The minimum CIBIL score required for a personal loan can vary. Typically, a score of 750 or higher is considered good and increases the chances of getting approved for a loan. However, some lenders may approve personal loan applications with scores as low as 600 or 650.
It’s important to note that having a lower score doesn’t mean that you can’t get approved for a personal loan, but it may result in higher interest rates or stricter loan terms. It’s also important to check with multiple lenders, as some may have different requirements and standards for approving personal loan applications.
As it offers a collateral free advance, application for a personal loan generally involves ascertaining the applicant’s need/eligibility of funds and their repayment capacity. As such to be eligible for a Personal Loan applicants must generally be salaried individuals and share documents confirming their personal and professional details. Including but not restricted to:
Government-issued photo ID: This can be a driver’s license, passport, or state ID.
Proof of income: This can include pay stubs, tax returns, or a letter from your employer verifying your income.
Proof of residence: This can be a utility bill, lease agreement, or mortgage statement.
Bank statement: Lenders may require recent bank statements to verify your financial situation and ability to repay the loan.

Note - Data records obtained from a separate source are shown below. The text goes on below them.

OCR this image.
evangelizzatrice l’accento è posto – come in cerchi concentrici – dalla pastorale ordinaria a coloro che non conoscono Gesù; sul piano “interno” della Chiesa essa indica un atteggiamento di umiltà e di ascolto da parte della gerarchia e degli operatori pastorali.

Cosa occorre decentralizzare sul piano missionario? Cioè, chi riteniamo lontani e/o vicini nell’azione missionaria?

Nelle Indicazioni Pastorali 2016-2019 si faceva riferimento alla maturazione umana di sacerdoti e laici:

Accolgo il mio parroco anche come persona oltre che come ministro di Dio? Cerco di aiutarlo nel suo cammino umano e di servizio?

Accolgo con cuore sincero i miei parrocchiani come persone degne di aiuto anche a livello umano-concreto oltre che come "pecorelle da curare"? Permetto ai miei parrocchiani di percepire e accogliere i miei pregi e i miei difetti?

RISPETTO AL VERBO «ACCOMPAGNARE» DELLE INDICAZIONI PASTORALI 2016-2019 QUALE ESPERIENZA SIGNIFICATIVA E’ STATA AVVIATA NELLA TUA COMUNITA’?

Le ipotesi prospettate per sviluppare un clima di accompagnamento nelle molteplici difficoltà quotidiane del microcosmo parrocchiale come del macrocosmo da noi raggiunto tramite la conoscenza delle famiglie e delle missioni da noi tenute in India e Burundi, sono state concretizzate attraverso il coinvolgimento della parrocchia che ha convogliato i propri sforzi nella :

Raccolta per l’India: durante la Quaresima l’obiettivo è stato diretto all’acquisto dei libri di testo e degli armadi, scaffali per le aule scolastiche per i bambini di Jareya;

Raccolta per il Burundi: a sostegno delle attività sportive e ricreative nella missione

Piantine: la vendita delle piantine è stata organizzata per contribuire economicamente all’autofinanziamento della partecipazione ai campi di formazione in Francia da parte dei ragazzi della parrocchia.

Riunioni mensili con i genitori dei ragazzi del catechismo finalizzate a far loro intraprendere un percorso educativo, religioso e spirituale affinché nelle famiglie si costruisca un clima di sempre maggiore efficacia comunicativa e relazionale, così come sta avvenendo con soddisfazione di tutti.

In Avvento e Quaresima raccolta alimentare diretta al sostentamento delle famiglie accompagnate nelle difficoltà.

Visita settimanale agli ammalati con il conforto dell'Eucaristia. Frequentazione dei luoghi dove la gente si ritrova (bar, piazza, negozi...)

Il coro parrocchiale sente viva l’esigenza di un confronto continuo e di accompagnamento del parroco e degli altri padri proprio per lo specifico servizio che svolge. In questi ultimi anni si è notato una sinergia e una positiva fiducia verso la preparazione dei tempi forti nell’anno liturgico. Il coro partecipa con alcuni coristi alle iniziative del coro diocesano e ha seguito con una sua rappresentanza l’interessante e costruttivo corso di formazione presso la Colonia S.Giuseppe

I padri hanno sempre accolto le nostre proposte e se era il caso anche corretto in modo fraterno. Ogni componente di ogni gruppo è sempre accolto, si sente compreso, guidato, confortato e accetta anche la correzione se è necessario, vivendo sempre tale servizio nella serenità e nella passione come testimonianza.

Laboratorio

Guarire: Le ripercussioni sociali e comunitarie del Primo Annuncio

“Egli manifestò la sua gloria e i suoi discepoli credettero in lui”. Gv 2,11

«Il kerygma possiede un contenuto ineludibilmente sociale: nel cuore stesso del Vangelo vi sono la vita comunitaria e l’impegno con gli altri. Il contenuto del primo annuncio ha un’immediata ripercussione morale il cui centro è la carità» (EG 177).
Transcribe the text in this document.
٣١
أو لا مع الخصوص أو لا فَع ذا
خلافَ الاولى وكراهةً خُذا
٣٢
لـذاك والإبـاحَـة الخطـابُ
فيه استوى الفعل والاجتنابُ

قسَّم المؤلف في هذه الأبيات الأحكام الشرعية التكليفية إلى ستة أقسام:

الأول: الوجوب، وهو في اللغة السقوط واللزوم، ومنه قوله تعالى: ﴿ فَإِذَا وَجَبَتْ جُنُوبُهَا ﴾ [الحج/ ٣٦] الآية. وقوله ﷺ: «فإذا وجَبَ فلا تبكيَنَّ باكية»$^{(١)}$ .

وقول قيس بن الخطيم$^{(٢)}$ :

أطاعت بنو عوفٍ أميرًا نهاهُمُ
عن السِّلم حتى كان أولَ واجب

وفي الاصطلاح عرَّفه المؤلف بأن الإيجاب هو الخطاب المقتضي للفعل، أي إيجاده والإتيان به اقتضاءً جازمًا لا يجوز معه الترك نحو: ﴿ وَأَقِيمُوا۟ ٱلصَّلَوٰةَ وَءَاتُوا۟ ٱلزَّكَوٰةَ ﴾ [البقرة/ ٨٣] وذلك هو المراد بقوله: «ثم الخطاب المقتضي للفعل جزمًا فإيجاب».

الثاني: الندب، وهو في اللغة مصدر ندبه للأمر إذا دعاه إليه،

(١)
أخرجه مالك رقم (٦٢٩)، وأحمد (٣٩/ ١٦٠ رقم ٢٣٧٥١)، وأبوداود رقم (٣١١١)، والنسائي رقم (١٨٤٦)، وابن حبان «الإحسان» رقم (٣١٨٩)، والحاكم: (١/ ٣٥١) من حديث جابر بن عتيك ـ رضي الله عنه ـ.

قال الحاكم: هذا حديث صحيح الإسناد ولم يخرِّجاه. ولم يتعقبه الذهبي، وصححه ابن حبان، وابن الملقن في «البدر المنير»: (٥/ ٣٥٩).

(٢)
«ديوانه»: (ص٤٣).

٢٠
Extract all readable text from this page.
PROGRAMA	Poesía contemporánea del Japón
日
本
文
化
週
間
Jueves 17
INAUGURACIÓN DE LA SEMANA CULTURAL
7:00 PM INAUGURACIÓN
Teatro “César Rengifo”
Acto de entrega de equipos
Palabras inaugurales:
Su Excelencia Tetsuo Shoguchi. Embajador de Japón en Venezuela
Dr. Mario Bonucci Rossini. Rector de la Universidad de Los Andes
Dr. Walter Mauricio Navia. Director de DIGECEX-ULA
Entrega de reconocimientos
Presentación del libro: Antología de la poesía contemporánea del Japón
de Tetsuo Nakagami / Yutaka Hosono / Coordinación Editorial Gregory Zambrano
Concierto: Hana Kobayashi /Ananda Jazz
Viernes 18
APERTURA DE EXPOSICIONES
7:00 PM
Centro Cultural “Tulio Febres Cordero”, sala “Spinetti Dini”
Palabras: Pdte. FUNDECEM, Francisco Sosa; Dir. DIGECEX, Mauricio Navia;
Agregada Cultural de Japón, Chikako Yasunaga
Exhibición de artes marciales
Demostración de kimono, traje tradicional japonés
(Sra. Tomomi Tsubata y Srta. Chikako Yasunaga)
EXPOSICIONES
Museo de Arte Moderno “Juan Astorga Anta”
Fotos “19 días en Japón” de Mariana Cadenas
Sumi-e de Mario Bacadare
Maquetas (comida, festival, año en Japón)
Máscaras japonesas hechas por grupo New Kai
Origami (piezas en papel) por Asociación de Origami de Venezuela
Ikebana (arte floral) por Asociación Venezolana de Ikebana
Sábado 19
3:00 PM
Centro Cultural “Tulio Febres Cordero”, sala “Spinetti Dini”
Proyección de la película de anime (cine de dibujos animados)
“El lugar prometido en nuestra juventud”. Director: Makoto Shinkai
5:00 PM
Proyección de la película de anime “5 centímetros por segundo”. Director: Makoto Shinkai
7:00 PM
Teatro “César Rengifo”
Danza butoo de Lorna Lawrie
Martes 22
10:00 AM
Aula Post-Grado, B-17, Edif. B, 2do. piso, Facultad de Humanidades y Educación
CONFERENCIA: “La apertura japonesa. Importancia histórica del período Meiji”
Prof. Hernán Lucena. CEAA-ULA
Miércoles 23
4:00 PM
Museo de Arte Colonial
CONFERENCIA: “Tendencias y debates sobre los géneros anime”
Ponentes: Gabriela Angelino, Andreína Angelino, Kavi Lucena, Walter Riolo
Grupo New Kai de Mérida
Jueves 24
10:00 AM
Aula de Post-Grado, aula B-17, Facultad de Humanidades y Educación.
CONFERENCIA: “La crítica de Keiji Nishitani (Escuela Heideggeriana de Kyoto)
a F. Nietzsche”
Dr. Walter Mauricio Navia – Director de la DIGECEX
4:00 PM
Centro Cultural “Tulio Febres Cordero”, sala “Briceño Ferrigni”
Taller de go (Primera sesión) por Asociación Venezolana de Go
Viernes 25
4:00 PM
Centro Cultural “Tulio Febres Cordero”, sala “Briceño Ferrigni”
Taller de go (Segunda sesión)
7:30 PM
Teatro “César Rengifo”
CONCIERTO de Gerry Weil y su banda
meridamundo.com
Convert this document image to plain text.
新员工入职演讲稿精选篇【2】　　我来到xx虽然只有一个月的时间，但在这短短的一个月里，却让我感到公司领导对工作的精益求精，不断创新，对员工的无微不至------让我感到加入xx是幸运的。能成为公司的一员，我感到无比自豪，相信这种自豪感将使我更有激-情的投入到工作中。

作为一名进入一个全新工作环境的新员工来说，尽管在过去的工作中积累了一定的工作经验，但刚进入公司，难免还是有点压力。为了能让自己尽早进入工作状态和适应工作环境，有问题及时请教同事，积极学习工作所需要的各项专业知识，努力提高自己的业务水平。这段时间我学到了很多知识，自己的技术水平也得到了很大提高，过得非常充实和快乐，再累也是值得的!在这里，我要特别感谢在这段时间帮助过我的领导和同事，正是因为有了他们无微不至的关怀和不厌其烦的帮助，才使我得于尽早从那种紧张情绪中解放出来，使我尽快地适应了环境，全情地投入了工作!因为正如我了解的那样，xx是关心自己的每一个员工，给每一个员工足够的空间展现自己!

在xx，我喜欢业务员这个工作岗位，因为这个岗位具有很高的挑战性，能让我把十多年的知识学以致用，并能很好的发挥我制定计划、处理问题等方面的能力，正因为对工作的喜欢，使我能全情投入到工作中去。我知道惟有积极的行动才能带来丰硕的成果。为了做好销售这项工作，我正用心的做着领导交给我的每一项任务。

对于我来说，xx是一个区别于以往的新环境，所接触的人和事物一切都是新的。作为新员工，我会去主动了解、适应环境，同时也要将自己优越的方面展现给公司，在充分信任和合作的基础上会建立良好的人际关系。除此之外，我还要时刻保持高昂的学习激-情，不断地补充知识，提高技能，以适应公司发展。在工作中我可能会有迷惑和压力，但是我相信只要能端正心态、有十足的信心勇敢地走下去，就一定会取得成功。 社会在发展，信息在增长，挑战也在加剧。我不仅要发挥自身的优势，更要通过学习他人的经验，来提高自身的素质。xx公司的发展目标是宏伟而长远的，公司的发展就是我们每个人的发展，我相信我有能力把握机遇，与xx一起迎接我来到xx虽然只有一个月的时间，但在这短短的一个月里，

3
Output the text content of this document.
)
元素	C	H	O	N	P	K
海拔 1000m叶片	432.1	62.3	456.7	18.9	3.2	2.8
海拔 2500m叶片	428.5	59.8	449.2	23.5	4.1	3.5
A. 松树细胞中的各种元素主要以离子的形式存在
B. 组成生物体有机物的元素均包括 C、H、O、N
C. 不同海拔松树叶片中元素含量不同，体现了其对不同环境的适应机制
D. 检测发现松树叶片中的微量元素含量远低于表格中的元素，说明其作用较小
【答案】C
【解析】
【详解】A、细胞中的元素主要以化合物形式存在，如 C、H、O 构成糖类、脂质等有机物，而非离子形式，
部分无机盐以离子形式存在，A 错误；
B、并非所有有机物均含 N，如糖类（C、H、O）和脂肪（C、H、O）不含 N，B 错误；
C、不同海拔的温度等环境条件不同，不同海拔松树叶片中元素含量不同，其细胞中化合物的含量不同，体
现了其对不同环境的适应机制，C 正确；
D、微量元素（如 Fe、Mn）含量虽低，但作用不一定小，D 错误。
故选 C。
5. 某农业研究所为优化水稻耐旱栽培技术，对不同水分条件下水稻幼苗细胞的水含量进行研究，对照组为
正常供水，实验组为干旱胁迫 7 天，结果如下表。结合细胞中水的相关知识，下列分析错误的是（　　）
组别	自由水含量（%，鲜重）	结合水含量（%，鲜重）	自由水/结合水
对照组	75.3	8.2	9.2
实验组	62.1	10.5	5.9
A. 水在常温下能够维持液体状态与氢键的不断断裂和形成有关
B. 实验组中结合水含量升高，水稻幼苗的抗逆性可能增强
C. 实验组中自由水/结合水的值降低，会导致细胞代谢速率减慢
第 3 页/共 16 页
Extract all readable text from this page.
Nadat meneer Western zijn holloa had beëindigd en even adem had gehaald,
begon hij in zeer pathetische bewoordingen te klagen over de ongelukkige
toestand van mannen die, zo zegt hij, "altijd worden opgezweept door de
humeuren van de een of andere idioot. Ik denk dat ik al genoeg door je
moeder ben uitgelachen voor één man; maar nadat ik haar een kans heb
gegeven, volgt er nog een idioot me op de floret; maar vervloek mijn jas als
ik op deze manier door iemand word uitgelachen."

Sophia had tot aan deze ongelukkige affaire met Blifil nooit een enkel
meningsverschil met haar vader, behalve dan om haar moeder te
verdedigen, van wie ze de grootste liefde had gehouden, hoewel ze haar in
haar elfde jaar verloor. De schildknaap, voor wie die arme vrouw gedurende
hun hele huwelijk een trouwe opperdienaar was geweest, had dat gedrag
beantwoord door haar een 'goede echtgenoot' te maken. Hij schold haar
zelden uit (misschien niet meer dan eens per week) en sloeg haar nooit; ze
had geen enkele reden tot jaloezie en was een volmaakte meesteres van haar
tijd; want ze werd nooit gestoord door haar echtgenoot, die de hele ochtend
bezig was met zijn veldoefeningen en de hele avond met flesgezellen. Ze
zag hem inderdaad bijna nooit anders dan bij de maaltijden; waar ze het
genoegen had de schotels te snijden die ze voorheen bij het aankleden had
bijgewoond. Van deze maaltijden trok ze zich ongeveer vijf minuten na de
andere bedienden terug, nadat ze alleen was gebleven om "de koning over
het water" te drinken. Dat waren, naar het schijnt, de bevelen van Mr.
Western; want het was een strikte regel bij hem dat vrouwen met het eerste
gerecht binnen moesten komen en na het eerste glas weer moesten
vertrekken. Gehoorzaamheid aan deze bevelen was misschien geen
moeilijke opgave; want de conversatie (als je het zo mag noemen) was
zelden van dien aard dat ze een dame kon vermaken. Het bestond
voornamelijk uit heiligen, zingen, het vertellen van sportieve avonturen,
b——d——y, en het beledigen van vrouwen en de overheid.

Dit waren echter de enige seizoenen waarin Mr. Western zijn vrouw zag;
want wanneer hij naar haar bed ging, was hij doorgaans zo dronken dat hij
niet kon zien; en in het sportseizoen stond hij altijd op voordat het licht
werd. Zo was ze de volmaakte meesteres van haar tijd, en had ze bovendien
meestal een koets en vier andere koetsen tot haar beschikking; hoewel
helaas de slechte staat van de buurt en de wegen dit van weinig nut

Credit report: Some lenders will pull the borrower’s credit report to check credit history and score.
Collateral: if its a Secured loan, proof of collateral.
There are several reasons why someone might choose to take out a personal loan:
Consolidating debt: Personal loans can be used to consolidate high-interest credit card debt or other loans into one manageable monthly payment.
Large purchases: A personal loan can be used to finance a large purchase, such as a home renovation, vehicle, or even a wedding.
Unexpected expenses: Personal loans can provide the funds needed to cover unexpected expenses, such as medical bills or car repairs.
Building credit: Taking out a personal loan and making on-time payments can help improve a person’s credit score.
Flexibility: Personal loans are unsecured, meaning they do not require collateral, and can be used for a variety of expenses.
It’s important to consider the terms and interest rates of the loan, your own credit history and ability to make the payments before applying for a personal loan. It’s also important to make sure that the loan will benefit you in the long run and not create more financial burden.